Siguiendo esta línea, es por tanto factible superar la dicotomía izquierda y derecha, dado que –según el contexto– es probable que la identificación electoral esté más bien determinada por otro tipo de variables.

Sin embargo, y esta parece ser la advertencia que lanza Mayol, existe una concepción de la distinción izquierda-derecha que no se limita a lo electoral, sino que apunta a la propia constitución de la realidad. Ahí, la izquierda no es una etiqueta más –que se pueda regalar, devolver o superar– sino un mecanismo que posibilita la interpretación de los fenómenos sociales.

Dicho en simple, autorreconocerse como de izquierda, en este plano, implica asumir que lo social está determinado por la división, la fragmentación y el antagonismo. Esto condiciona necesariamente nuestra comprensión sobre las raíces de los problemas, así como también las formas de solucionarlos. En este caso, ser de izquierda es una forma de tornar inteligible el mundo, o, por volver a Mayol, ser parte de una determinada forma de valorarlo.
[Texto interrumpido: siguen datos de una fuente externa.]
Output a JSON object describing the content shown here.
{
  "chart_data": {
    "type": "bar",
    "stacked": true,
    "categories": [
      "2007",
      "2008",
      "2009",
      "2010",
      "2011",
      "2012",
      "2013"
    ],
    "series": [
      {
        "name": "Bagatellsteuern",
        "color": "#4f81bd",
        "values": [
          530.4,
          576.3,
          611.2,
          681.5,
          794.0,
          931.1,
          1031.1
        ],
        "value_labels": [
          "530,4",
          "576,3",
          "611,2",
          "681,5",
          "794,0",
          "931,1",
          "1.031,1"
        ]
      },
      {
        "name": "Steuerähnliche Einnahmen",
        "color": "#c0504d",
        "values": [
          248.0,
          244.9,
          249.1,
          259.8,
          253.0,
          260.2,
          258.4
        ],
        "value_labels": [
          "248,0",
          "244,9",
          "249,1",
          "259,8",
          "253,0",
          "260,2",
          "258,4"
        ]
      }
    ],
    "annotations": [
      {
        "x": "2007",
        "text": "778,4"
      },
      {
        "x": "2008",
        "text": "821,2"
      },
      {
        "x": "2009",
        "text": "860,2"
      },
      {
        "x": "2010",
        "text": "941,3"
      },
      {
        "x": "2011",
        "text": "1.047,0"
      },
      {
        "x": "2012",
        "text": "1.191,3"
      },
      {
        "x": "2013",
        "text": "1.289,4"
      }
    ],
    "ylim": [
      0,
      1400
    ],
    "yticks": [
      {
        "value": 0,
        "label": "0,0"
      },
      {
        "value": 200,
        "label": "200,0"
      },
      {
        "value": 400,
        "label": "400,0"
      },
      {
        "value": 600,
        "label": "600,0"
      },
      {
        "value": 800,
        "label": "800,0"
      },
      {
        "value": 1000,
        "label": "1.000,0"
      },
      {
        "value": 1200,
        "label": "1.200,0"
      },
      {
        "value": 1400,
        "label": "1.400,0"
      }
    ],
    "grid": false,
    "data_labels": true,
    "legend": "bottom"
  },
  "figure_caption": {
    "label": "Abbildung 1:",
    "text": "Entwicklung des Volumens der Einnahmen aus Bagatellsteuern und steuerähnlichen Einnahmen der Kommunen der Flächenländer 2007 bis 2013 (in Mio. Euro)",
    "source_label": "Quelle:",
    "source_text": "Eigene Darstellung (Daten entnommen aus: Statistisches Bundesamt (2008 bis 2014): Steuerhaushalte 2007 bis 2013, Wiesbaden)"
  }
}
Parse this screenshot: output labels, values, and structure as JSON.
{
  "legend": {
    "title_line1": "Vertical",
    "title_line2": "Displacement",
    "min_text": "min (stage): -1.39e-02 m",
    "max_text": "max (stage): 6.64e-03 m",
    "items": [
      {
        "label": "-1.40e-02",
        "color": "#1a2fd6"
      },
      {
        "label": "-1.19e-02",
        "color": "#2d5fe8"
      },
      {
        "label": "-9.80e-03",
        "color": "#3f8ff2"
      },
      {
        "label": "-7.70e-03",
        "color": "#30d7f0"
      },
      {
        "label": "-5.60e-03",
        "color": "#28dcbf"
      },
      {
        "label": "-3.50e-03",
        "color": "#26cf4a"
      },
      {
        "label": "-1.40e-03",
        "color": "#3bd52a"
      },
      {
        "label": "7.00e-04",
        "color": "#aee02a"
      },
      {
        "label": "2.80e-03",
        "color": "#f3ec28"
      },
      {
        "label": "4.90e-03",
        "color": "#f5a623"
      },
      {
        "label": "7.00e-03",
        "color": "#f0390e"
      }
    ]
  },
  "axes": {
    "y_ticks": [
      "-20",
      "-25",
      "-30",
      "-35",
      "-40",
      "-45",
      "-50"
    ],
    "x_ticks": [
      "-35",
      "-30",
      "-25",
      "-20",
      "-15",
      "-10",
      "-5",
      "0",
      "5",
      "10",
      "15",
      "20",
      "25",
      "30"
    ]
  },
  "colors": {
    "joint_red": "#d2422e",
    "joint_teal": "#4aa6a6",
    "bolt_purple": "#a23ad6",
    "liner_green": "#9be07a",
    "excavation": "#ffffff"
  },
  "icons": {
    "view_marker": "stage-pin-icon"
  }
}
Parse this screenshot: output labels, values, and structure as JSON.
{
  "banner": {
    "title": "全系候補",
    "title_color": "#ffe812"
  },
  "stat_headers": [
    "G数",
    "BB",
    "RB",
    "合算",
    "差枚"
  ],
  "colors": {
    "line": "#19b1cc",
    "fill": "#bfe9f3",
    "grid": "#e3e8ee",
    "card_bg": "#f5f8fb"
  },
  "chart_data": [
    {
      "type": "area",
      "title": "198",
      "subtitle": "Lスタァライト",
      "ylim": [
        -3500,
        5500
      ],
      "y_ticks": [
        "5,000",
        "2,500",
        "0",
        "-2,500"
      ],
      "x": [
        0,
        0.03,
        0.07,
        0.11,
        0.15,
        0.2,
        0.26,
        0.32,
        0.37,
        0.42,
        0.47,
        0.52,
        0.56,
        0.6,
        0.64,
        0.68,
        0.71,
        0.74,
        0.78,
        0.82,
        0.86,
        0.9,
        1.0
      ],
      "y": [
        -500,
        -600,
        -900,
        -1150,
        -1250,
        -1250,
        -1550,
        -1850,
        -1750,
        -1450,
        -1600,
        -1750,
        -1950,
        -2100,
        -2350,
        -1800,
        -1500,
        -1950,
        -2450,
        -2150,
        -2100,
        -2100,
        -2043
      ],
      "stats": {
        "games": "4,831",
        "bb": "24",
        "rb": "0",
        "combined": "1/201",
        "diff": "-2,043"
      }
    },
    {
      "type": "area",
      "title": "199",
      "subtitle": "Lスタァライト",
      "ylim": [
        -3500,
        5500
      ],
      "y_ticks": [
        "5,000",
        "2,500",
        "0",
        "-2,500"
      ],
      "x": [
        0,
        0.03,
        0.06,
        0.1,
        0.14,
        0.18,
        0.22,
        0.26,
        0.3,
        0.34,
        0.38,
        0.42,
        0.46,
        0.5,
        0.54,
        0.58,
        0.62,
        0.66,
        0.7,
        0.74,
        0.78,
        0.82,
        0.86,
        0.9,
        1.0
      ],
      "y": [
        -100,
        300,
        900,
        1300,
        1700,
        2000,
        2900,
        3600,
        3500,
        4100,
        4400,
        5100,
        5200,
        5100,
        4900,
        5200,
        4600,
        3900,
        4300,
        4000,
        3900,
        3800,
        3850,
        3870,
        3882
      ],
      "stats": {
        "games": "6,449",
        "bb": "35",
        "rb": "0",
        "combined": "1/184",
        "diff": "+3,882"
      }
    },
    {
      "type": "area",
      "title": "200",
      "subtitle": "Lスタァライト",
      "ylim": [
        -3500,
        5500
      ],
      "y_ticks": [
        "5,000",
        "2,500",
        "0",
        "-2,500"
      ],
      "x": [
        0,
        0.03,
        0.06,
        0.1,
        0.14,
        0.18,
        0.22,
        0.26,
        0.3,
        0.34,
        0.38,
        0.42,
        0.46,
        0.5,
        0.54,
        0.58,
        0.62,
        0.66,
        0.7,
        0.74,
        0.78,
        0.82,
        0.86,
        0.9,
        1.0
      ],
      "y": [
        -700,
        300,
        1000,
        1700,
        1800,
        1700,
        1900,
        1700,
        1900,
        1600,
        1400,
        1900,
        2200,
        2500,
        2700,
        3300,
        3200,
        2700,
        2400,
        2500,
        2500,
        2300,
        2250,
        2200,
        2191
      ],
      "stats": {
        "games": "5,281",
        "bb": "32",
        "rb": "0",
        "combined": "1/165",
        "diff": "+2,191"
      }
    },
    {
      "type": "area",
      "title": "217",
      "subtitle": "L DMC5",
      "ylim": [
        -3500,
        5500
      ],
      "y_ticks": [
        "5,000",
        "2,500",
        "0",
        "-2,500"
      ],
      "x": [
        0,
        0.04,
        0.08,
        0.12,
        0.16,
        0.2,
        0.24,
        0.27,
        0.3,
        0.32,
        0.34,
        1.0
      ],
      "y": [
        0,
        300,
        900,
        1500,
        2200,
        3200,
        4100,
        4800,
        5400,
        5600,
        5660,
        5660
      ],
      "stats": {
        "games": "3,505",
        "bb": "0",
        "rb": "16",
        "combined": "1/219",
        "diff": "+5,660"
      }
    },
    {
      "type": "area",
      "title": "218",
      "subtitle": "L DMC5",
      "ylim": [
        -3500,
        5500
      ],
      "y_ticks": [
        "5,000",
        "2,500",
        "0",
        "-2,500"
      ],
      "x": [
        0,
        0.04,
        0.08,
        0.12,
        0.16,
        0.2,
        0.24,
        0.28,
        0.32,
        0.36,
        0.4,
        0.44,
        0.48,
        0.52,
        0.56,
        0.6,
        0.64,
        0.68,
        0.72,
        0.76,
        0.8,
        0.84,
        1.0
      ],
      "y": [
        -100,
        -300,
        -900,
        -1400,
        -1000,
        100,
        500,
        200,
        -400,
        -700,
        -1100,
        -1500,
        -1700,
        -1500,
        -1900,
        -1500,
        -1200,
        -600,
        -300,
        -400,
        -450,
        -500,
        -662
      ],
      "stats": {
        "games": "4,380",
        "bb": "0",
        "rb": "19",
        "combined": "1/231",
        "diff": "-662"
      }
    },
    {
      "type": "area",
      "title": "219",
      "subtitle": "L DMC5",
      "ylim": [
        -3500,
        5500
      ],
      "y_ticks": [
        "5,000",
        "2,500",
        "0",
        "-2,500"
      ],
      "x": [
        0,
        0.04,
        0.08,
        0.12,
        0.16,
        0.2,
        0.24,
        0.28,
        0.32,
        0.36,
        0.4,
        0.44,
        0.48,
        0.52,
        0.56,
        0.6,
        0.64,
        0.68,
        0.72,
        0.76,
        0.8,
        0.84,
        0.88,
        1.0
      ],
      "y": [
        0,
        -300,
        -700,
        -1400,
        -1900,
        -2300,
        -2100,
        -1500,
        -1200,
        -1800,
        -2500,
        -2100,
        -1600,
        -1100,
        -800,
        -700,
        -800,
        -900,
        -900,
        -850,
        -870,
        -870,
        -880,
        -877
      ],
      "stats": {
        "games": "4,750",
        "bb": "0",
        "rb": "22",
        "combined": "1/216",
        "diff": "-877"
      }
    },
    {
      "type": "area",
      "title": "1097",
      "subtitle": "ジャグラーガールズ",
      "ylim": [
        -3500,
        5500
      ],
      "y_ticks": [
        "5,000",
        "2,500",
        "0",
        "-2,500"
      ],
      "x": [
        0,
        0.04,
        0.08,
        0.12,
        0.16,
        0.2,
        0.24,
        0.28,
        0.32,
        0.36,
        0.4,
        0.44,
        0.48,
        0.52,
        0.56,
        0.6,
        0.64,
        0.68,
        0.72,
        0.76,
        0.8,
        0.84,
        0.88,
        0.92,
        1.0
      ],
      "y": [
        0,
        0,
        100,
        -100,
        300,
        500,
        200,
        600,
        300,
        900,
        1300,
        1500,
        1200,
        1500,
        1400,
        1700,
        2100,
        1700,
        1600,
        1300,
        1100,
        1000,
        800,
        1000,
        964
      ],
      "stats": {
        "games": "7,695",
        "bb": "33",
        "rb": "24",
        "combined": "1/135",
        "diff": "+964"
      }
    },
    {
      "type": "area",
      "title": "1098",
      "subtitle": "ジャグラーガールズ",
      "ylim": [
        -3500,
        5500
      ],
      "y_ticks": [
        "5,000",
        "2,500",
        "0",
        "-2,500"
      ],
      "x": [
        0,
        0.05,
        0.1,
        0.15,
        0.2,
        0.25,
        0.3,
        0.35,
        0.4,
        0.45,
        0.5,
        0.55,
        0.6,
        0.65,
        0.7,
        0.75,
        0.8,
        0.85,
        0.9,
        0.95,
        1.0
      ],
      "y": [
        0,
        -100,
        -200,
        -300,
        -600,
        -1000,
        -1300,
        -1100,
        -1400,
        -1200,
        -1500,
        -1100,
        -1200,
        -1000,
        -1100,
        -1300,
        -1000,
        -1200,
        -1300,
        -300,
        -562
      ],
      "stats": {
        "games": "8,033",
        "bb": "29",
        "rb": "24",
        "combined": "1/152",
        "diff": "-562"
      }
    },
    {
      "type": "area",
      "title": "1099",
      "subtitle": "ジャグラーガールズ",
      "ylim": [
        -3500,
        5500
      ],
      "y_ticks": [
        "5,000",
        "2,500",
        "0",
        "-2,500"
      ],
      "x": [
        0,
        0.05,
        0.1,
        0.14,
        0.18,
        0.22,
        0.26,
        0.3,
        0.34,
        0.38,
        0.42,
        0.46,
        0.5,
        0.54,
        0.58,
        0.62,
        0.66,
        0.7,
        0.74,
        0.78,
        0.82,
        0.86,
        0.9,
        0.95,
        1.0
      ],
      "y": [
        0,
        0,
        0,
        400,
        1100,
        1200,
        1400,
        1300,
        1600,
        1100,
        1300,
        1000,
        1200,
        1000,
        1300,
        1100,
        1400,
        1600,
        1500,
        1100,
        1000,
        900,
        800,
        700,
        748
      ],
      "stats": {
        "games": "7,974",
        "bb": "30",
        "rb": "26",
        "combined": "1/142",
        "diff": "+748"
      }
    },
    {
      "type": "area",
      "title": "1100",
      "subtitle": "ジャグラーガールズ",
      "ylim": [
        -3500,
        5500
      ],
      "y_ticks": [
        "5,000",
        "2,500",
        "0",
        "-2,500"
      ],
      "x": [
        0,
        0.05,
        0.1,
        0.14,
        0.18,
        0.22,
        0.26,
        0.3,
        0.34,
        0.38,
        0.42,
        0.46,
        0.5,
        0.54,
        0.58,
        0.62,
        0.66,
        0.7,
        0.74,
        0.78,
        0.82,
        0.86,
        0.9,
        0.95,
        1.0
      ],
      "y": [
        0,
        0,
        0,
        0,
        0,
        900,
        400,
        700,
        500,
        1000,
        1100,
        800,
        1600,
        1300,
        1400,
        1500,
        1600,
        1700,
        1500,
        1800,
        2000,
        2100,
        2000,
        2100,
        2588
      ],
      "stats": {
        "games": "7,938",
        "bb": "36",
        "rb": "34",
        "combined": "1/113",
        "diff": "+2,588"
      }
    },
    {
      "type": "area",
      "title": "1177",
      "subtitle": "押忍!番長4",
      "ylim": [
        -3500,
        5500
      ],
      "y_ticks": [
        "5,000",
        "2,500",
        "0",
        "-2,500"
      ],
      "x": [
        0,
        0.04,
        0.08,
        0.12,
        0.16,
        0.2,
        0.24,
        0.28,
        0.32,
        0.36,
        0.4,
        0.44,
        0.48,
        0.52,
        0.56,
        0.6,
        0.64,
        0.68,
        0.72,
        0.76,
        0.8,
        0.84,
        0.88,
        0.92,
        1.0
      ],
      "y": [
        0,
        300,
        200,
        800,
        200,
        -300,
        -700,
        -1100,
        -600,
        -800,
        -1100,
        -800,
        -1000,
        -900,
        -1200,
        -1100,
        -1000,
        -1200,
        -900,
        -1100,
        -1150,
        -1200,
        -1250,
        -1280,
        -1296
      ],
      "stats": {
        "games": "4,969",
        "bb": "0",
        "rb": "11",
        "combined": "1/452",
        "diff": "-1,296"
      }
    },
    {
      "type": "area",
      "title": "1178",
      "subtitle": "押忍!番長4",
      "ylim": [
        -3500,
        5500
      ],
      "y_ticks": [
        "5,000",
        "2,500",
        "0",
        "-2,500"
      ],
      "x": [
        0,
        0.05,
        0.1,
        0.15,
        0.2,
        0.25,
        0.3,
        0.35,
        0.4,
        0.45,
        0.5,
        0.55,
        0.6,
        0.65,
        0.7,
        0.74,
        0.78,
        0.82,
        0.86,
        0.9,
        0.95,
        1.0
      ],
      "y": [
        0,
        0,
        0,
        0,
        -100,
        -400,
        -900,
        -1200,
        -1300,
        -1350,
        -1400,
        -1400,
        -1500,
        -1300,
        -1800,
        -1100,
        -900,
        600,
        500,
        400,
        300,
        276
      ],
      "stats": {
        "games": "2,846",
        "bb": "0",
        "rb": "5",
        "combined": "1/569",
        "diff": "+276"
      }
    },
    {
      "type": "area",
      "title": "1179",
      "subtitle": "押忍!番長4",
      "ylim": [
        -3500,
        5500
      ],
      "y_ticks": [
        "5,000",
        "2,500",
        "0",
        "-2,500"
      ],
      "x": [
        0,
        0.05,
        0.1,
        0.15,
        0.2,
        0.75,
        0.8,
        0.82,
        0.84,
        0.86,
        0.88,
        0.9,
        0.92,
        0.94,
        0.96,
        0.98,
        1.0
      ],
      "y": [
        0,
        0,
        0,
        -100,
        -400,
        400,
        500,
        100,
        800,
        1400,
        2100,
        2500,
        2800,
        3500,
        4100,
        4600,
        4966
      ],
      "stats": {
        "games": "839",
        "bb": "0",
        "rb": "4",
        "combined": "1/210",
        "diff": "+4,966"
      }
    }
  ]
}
Entender a “la izquierda” como una más entre las categorías de identificación electoral implica, por tanto, despojarla de sus potencialidades transformadoras mediante la borradura del antagonismo. Si tradicionalmente la derecha ha renegado de reconocerse como tal, es porque en su visión de mundo el antagonismo o la división social no es algo constituyente sino transitorio, un asunto de ampliar oportunidades para que todos podamos triunfar. No reconocerse de izquierda, por tanto, conlleva ceder la centralidad del antagonismo en los procesos de cambio social, lo que significa una forma distinta de valorar el mundo.

Difícil no recordar, con esto, un episodio bastante célebre en la vida de Mark Twain. En 1897 un periódico publicó la noticia de su deceso, lo cual evidentemente no era cierto, dado que Twain murió solo trece años después. La forma de salir al paso de esta situación fue un lacónico telegrama enviado por el autor al New York Journal: “Noticia de mi fallecimiento un tanto exagerada”. Recuerdo esto, porque no vaya a ser el caso de que, por encontrar argumentos electorales plausibles para enterrar la etiqueta de izquierda, se haga lo mismo con los valores de la izquierda, y estos nos informen en el futuro, de manera más bien trágica, que la noticia de su fallecimiento fue un tanto exagerada.